Can't go wrong with bbs


----------



## Onequick4door (Sep 13, 2014)

Diztek said:


> Can't go wrong with bbs


I've been doing research on this topic. Looking for a track wheel. So far weight wise for the size and offset I want, Forgestart F14 in an 18 inch wheel would be 19 lbs and around $350 a wheel. I'm looking to get 18 X 9 ET 45 - 48. will run a 255 - 35 - 18 tire. 

Sorry BBS aren't that light. Look great, but not that light.


----------



## TripE46 (Feb 23, 2013)

Yea BBS are pretty, but not very light. The Enkei RPF1's are one of the lightest wheels that you can get with a reasonable budget. Otherwise you're going to spend at least 2k for a good forged set rays/volk etc...


----------



## Onequick4door (Sep 13, 2014)

TripE46 said:


> Yea BBS are pretty, but not very light. The Enkei RPF1's are one of the lightest wheels that you can get with a reasonable budget. Otherwise you're going to spend at least 2k for a good forged set rays/volk etc...


They only come in 8 inch width with an ET of 35, not ideal for track oriented tire.

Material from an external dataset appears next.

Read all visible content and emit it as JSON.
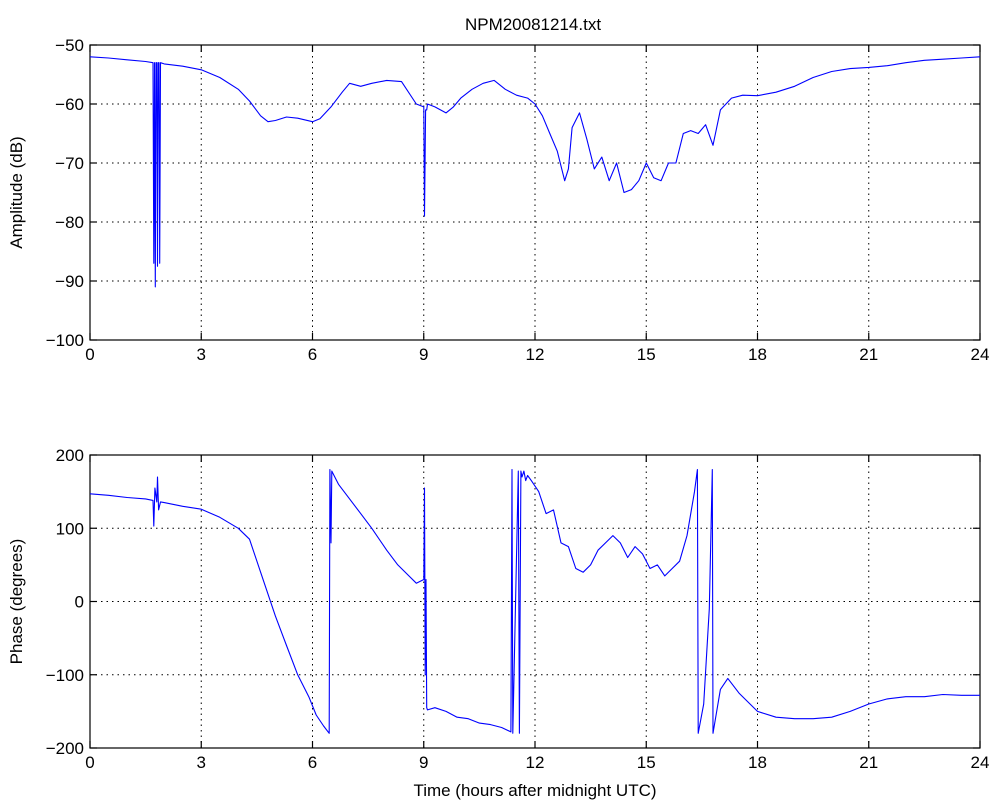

If you want to run spacers, maybe.


----------



## TripE46 (Feb 23, 2013)

Onequick4door said:


> They only come in 8 inch width with an ET of 35, not ideal for track oriented tire. If you want to run spacers, maybe.

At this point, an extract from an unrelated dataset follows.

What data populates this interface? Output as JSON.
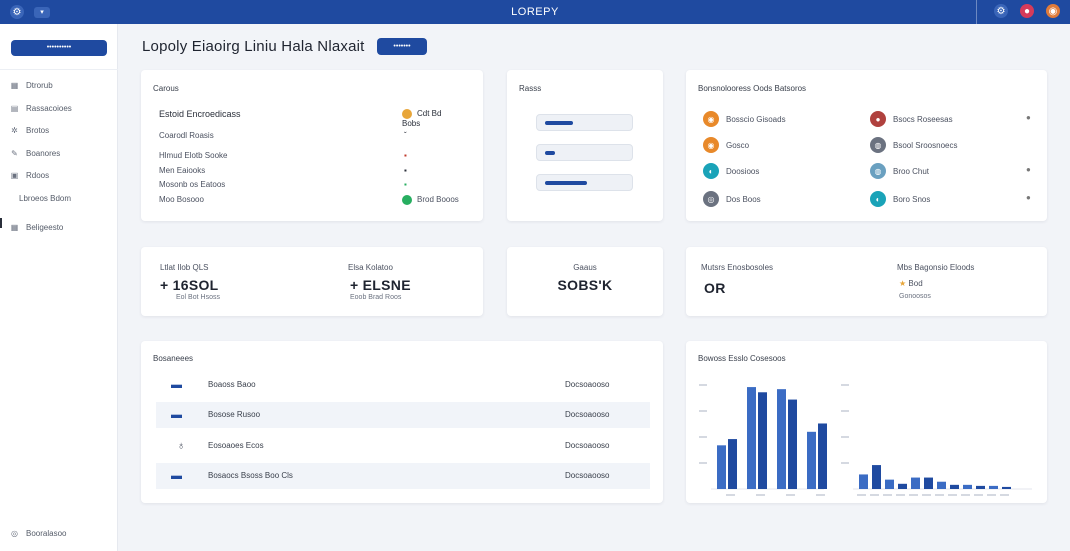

Ah, I didn't realize. Could go with Apex Wheels. ARC-8's come in a wide variety of offsets and are around 18lbs each


----------



## TripE46 (Feb 23, 2013)

TripE46 said:


> Ah, I didn't realize. Could go with Apex Wheels. ARC-8's come in a wide variety of offsets and are around 18lbs each


On second thought APEX wheels may be BMW only.


----------



## hassenrennen (Jan 5, 2004)

Neuspeed has some FORGED Aluminum wheels.

I have a set of 18x8 Neuspeed RS10's and they weigh 17.8#'s each. 

http://www.neuspeed.com/wheels-accessories.html


----------



## ThorMjolnir (Apr 9, 2014)

*CCW*

CCW is the best I've seen. They cost slightly more than OEM wheels, are forged, and are lighter. The SP510 18" x 8.5" are my favorite. Just have to call CCW, give them your car's specs, and they'll forge you an exact bolt on.
http://www.ccwheel.com/wheels-display.php?view=SP510


----------



## Onequick4door (Sep 13, 2014)

ThorMjolnir said:


> CCW is the best I've seen. They cost slightly more than OEM wheels, are forged, and are lighter. The SP510 18" x 8.5" are my favorite. Just have to call CCW, give them your car's specs, and they'll forge you an exact bolt on.
> http://www.ccwheel.com/wheels-display.php?view=SP510


I like those and did check them out, but my criteria is under $500 a wheel.


----------